Cisco Systems’ multichannel approach to sales and marketing includes a direct sales force to distributors, value-added resellers and system integrators. This could allow them to boost their revenues by selling excessive amounts to distributors close to the end of a quarter and taking the equipment back afterwards. On the other hand, Cisco does not rely on a single client, but has a diversified client base. In addition, the financing that Cisco provides is clearly reported on the balance sheet as noncurrent long-term lease receivables, which clearly differs to Lucent’s approach concerning verbal agreements about credits to clients. Unlike Cisco, Juniper Networks mainly relies on one large customer, WorldCom, who generated 18% of their revenues in 2000.
Thus, they were highly dependent on that client and had most likely build up a close relationship with them, both concerning equipment sales and credit granting. This increases the risk of false revenue recognition due to either channel stuffing or the sale of equipment (meant to be taken back if not sold) close to the end of the quarter. Nortel is mainly a service provider, in fact 82% of its revenues are made up by services. This could be a red flag for revenue-recognition issues as services may have no clear delivery date and thus allow revenue management. In addition, Nortel granted credit to its customers of $5.6bn, of which only $1.5bn had been used. This could mean that Nortel is trying to attract customers by aggressively offering financing. On the other hand, Nortel does not depend on any single client.
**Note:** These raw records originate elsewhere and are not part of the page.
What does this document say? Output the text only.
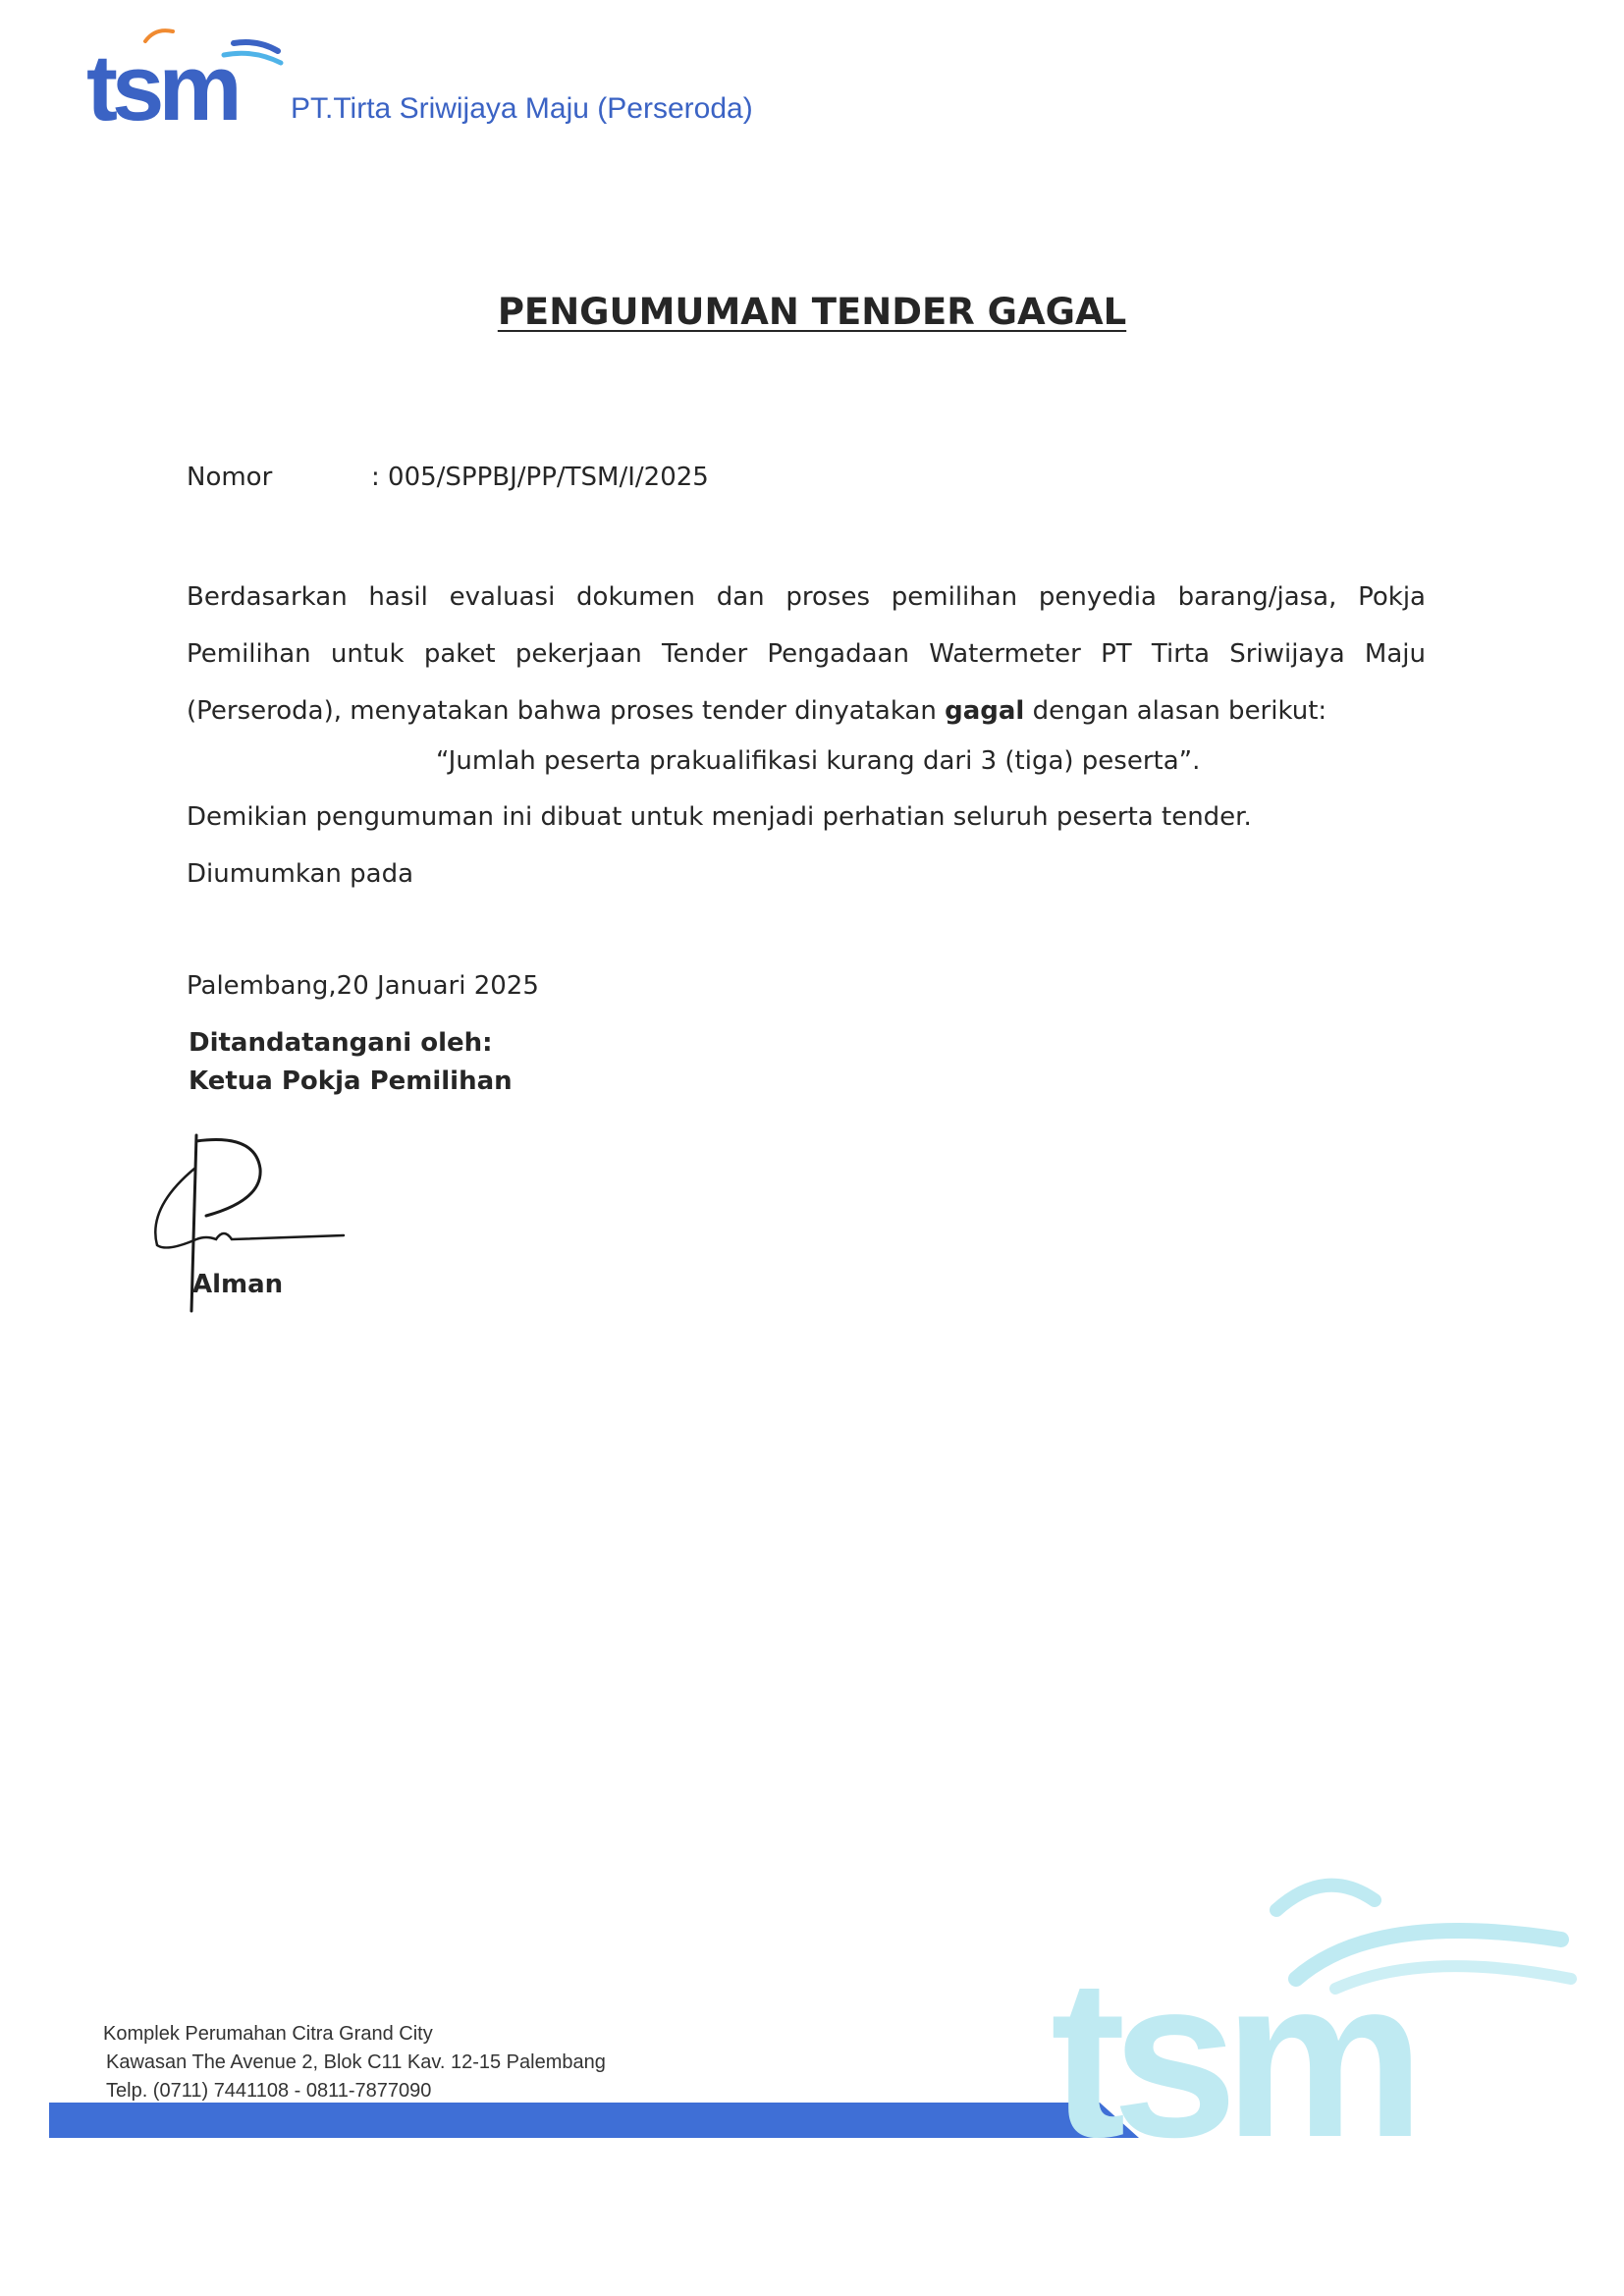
tsm PT.Tirta Sriwijaya Maju (Perseroda)
PENGUMUMAN TENDER GAGAL
Nomor	: 005/SPPBJ/PP/TSM/I/2025
Berdasarkan hasil evaluasi dokumen dan proses pemilihan penyedia barang/jasa, Pokja Pemilihan untuk paket pekerjaan Tender Pengadaan Watermeter PT Tirta Sriwijaya Maju (Perseroda), menyatakan bahwa proses tender dinyatakan gagal dengan alasan berikut:
“Jumlah peserta prakualifikasi kurang dari 3 (tiga) peserta”.
Demikian pengumuman ini dibuat untuk menjadi perhatian seluruh peserta tender.
Diumumkan pada
Palembang,20 Januari 2025
Ditandatangani oleh:
Ketua Pokja Pemilihan
Alman
Komplek Perumahan Citra Grand City
Kawasan The Avenue 2, Blok C11 Kav. 12-15 Palembang
Telp. (0711) 7441108 - 0811-7877090	tsm
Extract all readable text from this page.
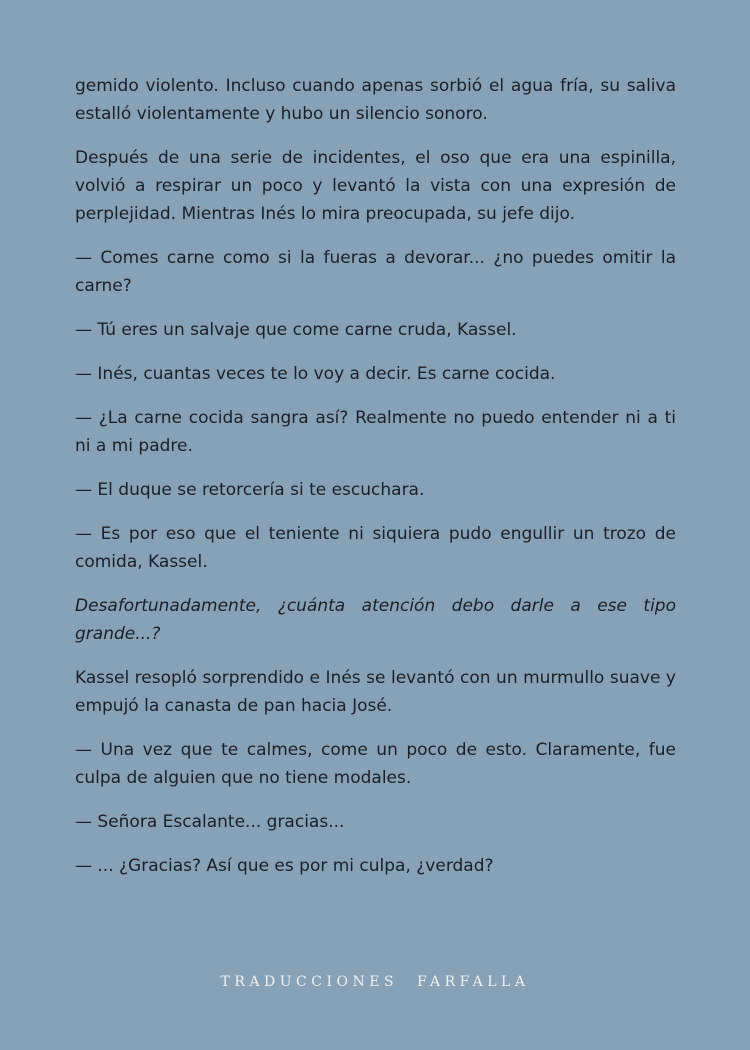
gemido violento. Incluso cuando apenas sorbió el agua fría, su saliva estalló violentamente y hubo un silencio sonoro.

Después de una serie de incidentes, el oso que era una espinilla, volvió a respirar un poco y levantó la vista con una expresión de perplejidad. Mientras Inés lo mira preocupada, su jefe dijo.

— Comes carne como si la fueras a devorar... ¿no puedes omitir la carne?

— Tú eres un salvaje que come carne cruda, Kassel.

— Inés, cuantas veces te lo voy a decir. Es carne cocida.

— ¿La carne cocida sangra así? Realmente no puedo entender ni a ti ni a mi padre.

— El duque se retorcería si te escuchara.

— Es por eso que el teniente ni siquiera pudo engullir un trozo de comida, Kassel.

Desafortunadamente, ¿cuánta atención debo darle a ese tipo grande...?

Kassel resopló sorprendido e Inés se levantó con un murmullo suave y empujó la canasta de pan hacia José.

— Una vez que te calmes, come un poco de esto. Claramente, fue culpa de alguien que no tiene modales.

— Señora Escalante... gracias...

— ... ¿Gracias? Así que es por mi culpa, ¿verdad?

TRADUCCIONES FARFALLA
We did not find any significant pattern in insiders’ dispositions of their stock options to indicate fraudulent activity, neither for Lucent or any of their competitors. We also closely examined the two key ratios “Account Receivables Turnover” and “Cash Flow Return” for Lucent and its competitors (Juniper Networks has been excluded due to data absence). As can be seen in the following graph all cash flow returns recently started to decline, which could raise concerns with regards to their revenue recognition policy.
In Cisco’s and Nortel’s case one can see that this change is due to a parallel decline in cash flow from operations as well as an increase in sales. However, this movement by itself is not a red flag and could be due to other factors, which calls for a more detailed investigation. We can see that the suspicious decrease in cash flow return is mainly due to a substantial increase in sales and can also be seen in a substantial increase in accounts receivables. Hence, we looked at “accounts receivable turnover” or more precisely “days sales outstanding” and found that the average level over the course of the previous three years stays approximately the same while showing a negative trend for Cisco and even constantly decreased slightly for Nortel. This is a very good sign and means that these two still manage to collect their receivables in a timely manner although sales increase rapidly. Cash Flow Returns should therefore stabilize again in the near future. Lucent’s Account receivables turnover on the other hand, as already elaborated in the previous question, steeply increases. This may indicate Lucent was selling products by extending financing to customers rather than collecting cash since we cannot apply the same argumentation as for Cisco and Nortel in Lucent’s case.